What are the arguments in favor of speciesism?
The primary argument used to support speciesism is that humans and nonhuman animals are simply different, with humans having a higher ability to think, reason, and experience life than animals. These heightened abilities justify the preferential treatment given to humans and provide a justification for the use of animals for human gain.
What are the arguments against speciesism?
One of the most prominent arguments against speciesism that does not center on the inherent value of animal life is that there are humans, such as babies or those who have experienced brain trauma, that have a similar cognitive state to many animals and yet those people are still afforded greater care than many animals.
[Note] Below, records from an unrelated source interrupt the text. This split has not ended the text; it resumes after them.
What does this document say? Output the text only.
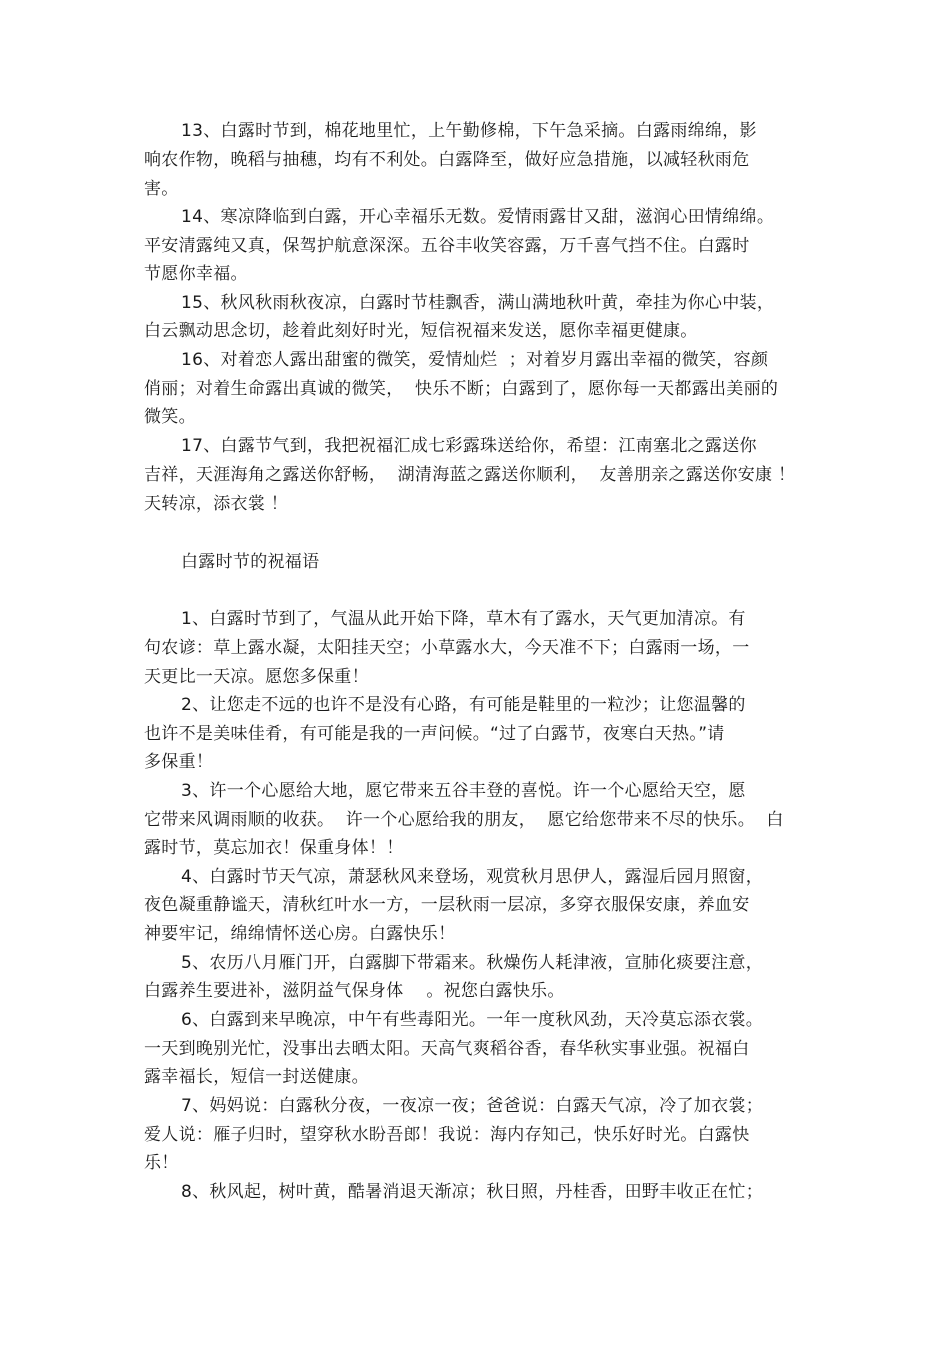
13、白露时节到，棉花地里忙，上午勤修棉，下午急采摘。白露雨绵绵，影
响农作物，晚稻与抽穗，均有不利处。白露降至，做好应急措施，以减轻秋雨危
害。
14、寒凉降临到白露，开心幸福乐无数。爱情雨露甘又甜，滋润心田情绵绵。
平安清露纯又真，保驾护航意深深。五谷丰收笑容露，万千喜气挡不住。白露时
节愿你幸福。
15、秋风秋雨秋夜凉，白露时节桂飘香，满山满地秋叶黄，牵挂为你心中装，
白云飘动思念切，趁着此刻好时光，短信祝福来发送，愿你幸福更健康。
16、对着恋人露出甜蜜的微笑，爱情灿烂  ；对着岁月露出幸福的微笑，容颜
俏丽；对着生命露出真诚的微笑，  快乐不断；白露到了，愿你每一天都露出美丽的
微笑。
17、白露节气到，我把祝福汇成七彩露珠送给你，希望：江南塞北之露送你
吉祥，天涯海角之露送你舒畅，  湖清海蓝之露送你顺利，  友善朋亲之露送你安康 ！
天转凉，添衣裳 ！
白露时节的祝福语
1、白露时节到了，气温从此开始下降，草木有了露水，天气更加清凉。有
句农谚：草上露水凝，太阳挂天空；小草露水大，今天准不下；白露雨一场，一
天更比一天凉。愿您多保重！
2、让您走不远的也许不是没有心路，有可能是鞋里的一粒沙；让您温馨的
也许不是美味佳肴，有可能是我的一声问候。“过了白露节，夜寒白天热。”请
多保重！
3、许一个心愿给大地，愿它带来五谷丰登的喜悦。许一个心愿给天空，愿
它带来风调雨顺的收获。  许一个心愿给我的朋友，  愿它给您带来不尽的快乐。  白
露时节，莫忘加衣！保重身体！！
4、白露时节天气凉，萧瑟秋风来登场，观赏秋月思伊人，露湿后园月照窗，
夜色凝重静谧天，清秋红叶水一方，一层秋雨一层凉，多穿衣服保安康，养血安
神要牢记，绵绵情怀送心房。白露快乐！
5、农历八月雁门开，白露脚下带霜来。秋燥伤人耗津液，宣肺化痰要注意，
白露养生要进补，滋阴益气保身体    。祝您白露快乐。
6、白露到来早晚凉，中午有些毒阳光。一年一度秋风劲，天冷莫忘添衣裳。
一天到晚别光忙，没事出去晒太阳。天高气爽稻谷香，春华秋实事业强。祝福白
露幸福长，短信一封送健康。
7、妈妈说：白露秋分夜，一夜凉一夜；爸爸说：白露天气凉，冷了加衣裳；
爱人说：雁子归时，望穿秋水盼吾郎！我说：海内存知己，快乐好时光。白露快
乐！
8、秋风起，树叶黄，酷暑消退天渐凉；秋日照，丹桂香，田野丰收正在忙；
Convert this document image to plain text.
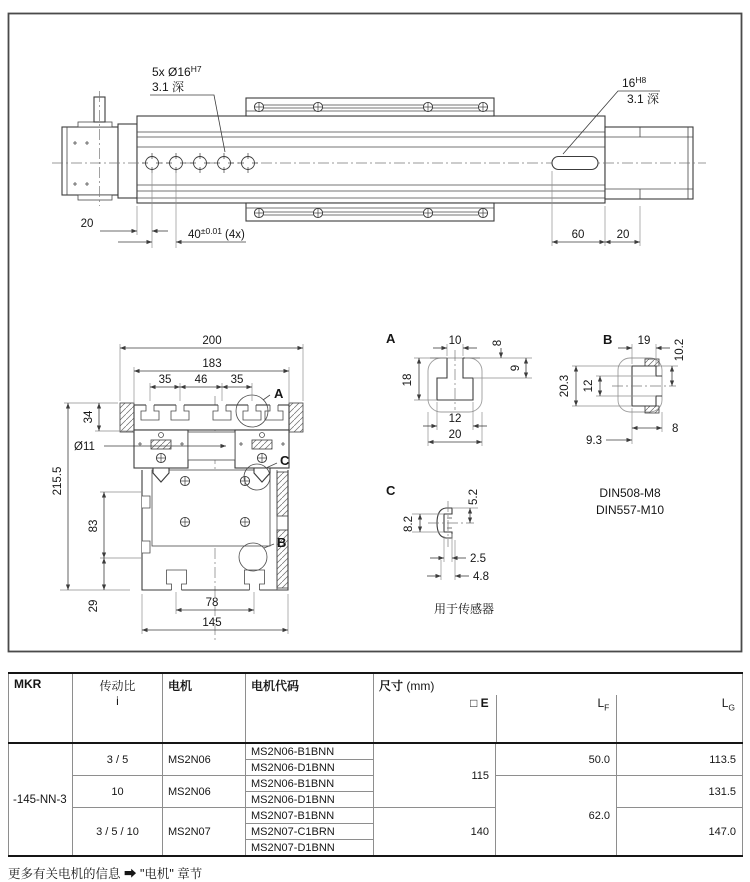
5x $Ø16^{H7}$
3.1 深	$16^{H8}$
3.1 深
20
$40^{\pm 0.01}$ (4x)	60	20
A
C
B
200
183
35 46 35
34
Ø11
215.5
83
29	78
145
A	10	8
9
18
12
20
B 19 10.2
20.3 12
8
9.3
C	5.2
8.2
2.5
4.8
用于传感器
DIN508-M8
DIN557-M10
MKR	传动比
i
	电机	电机代码	尺寸 (mm)
□ E	$L_F$	$L_G$

-145-NN-3	3 / 5	MS2N06	MS2N06-B1BNN	115	50.0	113.5
			MS2N06-D1BNN			
	10	MS2N06	MS2N06-B1BNN		62.0	131.5
			MS2N06-D1BNN			
	3 / 5 / 10	MS2N07	MS2N07-B1BNN	140		147.0
			MS2N07-C1BRN			
			MS2N07-D1BNN			
更多有关电机的信息 ➡ "电机" 章节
Can we justify speciesism?
The underlying justification for speciesism is that it maintains the status quo. Speciesism allows us to continue eating the bodies of other animals and visiting zoos and aquariums to gawk at animals that belong on entirely different continents or a hundred feet below the surface of the water. These justifications, however, pale in comparison to the lived reality of being one of the animals who is slaughtered for food, or who is repeatedly impregnated just to have their young taken within hours of giving birth, or who spends their days locked into a cage hundreds of square miles smaller than the savannahs or oceans that they are hardwired to roam and explore.
What is anti-speciesism?
Anti-speciesism is the recognition that suffering of a similar scale should receive similar attention and consideration, regardless of the species experiencing it. It requires the realization that all species have an equal interest in being free and leading a life free of pain and suffering.
Speciesism in law and policy
For decades, in true speciesist fashion, nonhuman animals have been regarded as less than human and in many places as property similar to a table or other item of furniture. This trend is beginning to change, as can be seen in a 2019 decision from the High Court of Punjab and Haryana at Chandigarh. The court decided that animals including birds, fish, and other aquatic animals are legal persons and that people have the responsibility to care for them and provide for their welfare. In addition to this landmark ruling in India, there have been a number of wins for individual animals and entities that challenge speciesism. In 2016 Cecilia, a chimpanzee, was awarded legal personhood by a court in Argentina and recognized as having “inherent rights.” Thanks to the activism of Colombian young people, the part of the Amazon rainforest within the country was recognized as a legal person with rights in 2018.
The fight against speciesism has been an uphill battle, but progress is being made through the court systems in countries around the world. Due to the hard work of activists standing up for animals and combating the assumed superiority of humans, nonhuman animal suffering is being reduced. By adopting a plant-based diet you can add your voice and purchasing power to the ranks of people who have recognized that animals deserve the same moral consideration as humans and that they should not experience the suffering entailed by life on a factory farm.